Effects of Functionalized Nano-TiO2 on the Molecular Motion in Epoxy Resin-Based Nanocomposites

Abstract

Epoxy resin-based nanocomposites have been widely researched for being potential insulating materials in high voltage power equipment. In this paper, nano-TiO2 particles were chosen and surface-modified by a silane coupling agent containing an epoxy group. The effect of functionalized nano-TiO2 doping on the physical properties of epoxy resin was studied. The results of differential scanning calorimetry show that Tg increased significantly and can be increased by up to 35 °C. Therefore, it is believed that the suppression of molecular motion by the addition of nanofillers works effectively in the case of this functionalized nano-TiO2 and a strong interaction between the epoxy resin and the nano-TiO2 was formed after surface modification.

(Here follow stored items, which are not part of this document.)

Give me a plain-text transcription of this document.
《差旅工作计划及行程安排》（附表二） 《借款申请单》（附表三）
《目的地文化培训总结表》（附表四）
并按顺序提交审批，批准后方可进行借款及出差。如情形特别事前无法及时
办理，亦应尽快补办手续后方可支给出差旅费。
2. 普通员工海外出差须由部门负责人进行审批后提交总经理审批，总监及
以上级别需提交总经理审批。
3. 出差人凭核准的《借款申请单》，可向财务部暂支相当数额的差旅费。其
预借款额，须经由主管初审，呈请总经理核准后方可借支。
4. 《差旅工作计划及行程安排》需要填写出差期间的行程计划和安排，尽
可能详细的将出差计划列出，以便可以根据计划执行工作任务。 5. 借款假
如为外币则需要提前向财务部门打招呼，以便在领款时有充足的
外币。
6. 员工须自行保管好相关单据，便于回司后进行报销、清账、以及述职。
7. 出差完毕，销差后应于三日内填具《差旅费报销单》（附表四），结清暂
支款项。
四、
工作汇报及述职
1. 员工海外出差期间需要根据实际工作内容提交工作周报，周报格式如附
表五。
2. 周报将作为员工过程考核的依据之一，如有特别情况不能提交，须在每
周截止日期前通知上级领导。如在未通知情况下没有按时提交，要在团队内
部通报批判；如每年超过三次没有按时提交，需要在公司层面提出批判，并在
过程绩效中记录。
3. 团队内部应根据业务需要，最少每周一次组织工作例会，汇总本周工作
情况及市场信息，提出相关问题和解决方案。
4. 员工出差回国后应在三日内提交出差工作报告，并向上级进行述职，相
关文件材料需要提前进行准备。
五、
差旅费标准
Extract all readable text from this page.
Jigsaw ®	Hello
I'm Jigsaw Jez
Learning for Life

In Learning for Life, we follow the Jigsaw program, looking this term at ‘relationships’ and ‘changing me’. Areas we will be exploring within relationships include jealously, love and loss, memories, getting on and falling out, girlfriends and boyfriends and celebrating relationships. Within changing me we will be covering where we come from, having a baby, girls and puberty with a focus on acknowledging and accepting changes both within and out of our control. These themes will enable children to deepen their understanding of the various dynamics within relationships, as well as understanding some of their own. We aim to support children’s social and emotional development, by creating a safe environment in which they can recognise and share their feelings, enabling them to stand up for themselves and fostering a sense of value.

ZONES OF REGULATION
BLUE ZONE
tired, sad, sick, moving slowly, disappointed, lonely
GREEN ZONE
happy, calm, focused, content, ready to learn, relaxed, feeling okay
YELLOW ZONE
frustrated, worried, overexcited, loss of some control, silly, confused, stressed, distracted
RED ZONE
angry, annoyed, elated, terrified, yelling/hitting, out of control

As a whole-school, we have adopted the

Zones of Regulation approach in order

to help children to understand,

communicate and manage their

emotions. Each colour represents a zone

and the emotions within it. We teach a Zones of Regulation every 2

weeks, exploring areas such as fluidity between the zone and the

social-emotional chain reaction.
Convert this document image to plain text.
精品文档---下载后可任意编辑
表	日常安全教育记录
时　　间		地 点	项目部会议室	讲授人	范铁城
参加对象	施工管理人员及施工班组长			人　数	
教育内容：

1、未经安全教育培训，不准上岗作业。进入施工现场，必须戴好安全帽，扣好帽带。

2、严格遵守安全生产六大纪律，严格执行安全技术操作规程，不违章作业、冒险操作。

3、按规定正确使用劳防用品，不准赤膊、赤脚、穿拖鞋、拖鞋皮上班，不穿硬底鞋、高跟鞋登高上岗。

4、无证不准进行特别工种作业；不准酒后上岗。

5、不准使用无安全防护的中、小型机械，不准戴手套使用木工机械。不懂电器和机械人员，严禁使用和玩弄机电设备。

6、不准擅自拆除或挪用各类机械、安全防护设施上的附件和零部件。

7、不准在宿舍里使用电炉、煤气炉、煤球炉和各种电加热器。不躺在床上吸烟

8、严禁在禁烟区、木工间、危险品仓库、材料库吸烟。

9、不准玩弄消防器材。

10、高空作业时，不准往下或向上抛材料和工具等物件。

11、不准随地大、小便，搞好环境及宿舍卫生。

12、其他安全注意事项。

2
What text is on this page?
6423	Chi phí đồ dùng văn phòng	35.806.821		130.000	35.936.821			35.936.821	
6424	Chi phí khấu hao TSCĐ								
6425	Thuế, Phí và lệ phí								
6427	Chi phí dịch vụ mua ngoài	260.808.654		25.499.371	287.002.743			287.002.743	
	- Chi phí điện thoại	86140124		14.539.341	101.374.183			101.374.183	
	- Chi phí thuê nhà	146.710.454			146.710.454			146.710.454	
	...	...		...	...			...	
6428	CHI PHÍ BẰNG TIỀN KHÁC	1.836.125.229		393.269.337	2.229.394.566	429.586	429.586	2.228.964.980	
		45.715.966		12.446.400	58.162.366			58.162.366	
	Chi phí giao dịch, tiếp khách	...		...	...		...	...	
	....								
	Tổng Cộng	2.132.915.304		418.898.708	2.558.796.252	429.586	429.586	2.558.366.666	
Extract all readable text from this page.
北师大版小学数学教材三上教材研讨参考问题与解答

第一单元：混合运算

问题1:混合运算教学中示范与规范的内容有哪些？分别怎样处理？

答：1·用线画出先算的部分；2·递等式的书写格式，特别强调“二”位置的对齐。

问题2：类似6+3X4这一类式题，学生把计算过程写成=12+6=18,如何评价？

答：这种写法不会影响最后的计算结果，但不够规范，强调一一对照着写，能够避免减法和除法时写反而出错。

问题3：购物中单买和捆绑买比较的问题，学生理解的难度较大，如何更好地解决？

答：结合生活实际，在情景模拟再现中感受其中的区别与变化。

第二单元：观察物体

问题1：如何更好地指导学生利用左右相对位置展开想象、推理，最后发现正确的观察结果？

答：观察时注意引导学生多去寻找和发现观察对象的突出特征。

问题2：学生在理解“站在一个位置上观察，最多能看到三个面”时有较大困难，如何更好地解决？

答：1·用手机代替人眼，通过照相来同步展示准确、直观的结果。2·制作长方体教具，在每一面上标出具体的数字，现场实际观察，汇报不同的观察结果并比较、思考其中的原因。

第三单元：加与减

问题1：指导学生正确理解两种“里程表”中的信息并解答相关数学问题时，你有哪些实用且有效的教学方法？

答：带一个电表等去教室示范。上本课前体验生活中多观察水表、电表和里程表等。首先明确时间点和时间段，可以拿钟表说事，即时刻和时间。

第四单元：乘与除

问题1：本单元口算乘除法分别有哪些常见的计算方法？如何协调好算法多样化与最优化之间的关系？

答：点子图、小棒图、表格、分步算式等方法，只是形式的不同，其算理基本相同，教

Consequently, dynamic mechanical properties, thermal conductivity, electrical conductivity, and trap characteristics of epoxy resin are all adjusted after introducing functionalized nano-TiO2. All of these physical properties were analyzed from the perspective of suppression of molecular motion, and it is of significance to establish the theory of a nanocomposite dielectric. Besides, the results show that the epoxy/TiO2 nanocomposite is expected to be applied in the insulation system of electrical equipment.